In some cases, this means adapting current approaches to deal with ethical considerations that do not arise in conventional drug development. For example, US researchers Jon Tilburt and Ted Kaptchuk have suggested that clinical trials of traditional medicines should follow different standards of research ethics (See Box 2). [7]
Box 2: Ethical research standards for clinical trials with traditional medicines*
Social need that justifies the research
The argument for testing a traditional remedy in a clinical trial cannot be the simple fact that it already exists as a treatment. There must be both a social need and some preliminary evidence that the medicine will not counteract the effect of others used to treat the same disease. Different stakeholders will differ in their definition of social need: for example, a government may want to prevent any involved actor from commercializing the treatment, while health promoters will want the clinical trial to lead to better drugs.

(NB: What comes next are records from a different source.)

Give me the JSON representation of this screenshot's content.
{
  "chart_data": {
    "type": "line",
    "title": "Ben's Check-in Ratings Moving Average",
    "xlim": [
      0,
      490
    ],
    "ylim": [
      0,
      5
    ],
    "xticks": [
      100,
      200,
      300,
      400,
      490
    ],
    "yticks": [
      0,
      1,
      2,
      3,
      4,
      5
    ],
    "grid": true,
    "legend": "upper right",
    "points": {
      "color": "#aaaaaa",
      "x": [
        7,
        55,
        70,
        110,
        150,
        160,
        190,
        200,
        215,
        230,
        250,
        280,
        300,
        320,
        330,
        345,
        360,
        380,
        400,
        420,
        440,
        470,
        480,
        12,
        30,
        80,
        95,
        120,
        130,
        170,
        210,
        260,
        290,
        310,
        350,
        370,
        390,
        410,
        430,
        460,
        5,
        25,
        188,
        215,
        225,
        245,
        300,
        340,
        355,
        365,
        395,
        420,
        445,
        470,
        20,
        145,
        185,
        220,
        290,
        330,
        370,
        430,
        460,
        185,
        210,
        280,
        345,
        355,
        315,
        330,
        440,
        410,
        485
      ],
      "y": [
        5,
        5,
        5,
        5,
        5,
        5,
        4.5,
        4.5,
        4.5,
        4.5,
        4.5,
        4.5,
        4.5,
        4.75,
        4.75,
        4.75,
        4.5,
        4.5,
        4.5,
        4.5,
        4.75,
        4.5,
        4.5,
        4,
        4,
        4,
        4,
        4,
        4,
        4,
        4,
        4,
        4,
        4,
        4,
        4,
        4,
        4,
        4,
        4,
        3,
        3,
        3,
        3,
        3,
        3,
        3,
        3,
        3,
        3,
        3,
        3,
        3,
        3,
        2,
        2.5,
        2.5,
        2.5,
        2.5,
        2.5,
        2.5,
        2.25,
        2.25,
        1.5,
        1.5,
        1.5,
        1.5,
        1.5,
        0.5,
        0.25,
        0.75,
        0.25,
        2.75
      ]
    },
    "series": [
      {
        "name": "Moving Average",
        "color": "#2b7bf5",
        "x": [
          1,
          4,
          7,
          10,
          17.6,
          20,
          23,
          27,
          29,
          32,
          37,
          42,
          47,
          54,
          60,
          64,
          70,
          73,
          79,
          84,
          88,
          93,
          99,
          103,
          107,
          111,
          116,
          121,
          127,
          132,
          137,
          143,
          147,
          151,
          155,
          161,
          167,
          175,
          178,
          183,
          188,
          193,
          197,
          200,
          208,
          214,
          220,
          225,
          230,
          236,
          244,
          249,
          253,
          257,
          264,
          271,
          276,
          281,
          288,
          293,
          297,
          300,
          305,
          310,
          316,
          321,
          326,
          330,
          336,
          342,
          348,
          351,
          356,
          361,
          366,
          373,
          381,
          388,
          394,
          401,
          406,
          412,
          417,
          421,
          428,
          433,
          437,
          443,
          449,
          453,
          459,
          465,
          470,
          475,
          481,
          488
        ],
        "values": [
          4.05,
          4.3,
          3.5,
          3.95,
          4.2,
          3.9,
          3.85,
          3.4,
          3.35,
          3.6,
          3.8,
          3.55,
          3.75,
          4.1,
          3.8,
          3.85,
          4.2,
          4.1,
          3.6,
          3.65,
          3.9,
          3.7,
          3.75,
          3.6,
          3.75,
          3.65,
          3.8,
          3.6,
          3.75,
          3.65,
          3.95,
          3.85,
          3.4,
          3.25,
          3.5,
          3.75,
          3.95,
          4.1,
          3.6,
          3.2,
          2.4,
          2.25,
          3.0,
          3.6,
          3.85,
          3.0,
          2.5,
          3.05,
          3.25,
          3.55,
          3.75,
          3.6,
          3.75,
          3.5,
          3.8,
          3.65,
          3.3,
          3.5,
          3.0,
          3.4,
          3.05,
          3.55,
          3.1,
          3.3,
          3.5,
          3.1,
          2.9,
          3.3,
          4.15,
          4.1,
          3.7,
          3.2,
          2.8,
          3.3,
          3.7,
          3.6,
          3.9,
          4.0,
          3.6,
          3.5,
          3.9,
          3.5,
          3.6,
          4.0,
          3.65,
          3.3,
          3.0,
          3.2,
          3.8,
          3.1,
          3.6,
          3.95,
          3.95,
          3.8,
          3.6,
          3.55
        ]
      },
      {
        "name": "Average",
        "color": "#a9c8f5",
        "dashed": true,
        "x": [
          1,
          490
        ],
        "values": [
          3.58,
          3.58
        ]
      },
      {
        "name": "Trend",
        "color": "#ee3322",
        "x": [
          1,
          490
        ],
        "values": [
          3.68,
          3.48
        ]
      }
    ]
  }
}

Appropriate definitions of inclusion/exclusion criteria and outcome measures
- The concepts of health and disease differ in traditional and modern medicine. For example, Western researchers will tend to categorize heart failure according to the New York Heart Association classification.
- But those who practice traditional Chinese medicine (TCM) will see it as a deficiency of yang chi of the heart or a deficiency of kidney yang, categorizing patients based on the examination of the pulse or the tongue.
- Researchers testing an herbal medicine for heart failure should consider both biomedical and TCM criteria so that the results are valid from both perspectives.
Innovative protocol design
Drugs derived from traditional remedies that are brought to market after passing clinical trials must pass strict tests, but researchers have to think carefully about how to design protocols.
Conventional methodologies may not be appropriate for a medicine that contains a mixture of active ingredients or in the case of therapies that vary from physician to physician. Even so, the adaptation of standardized protocols could contemplate many of these aspects. For example, cluster randomized controlled trials could be rigorous while allowing for professional variation.
Establish security and evidence standards
The familiarity of traditional medicines, and their widespread use, might bias some researchers towards a favorable safety profile, but caution is needed from the outset to determine safety requirements.
- Adapted from an ethical analysis by Jon Tilburt and Ted Kaptchuk. [7]
- intrinsic variability
Ethical issues aside, it is extremely difficult to apply modern methods (developed to test standardized drugs) to the inherently broad spectrum of traditional remedies.
Many traditional medicines are produced by crushing the leaves or bark of plants and trees, and the resulting mixture can contain hundreds of potentially active molecules. Identifying them is already quite laborious; verify the efficacy and safety of all, practically impossible.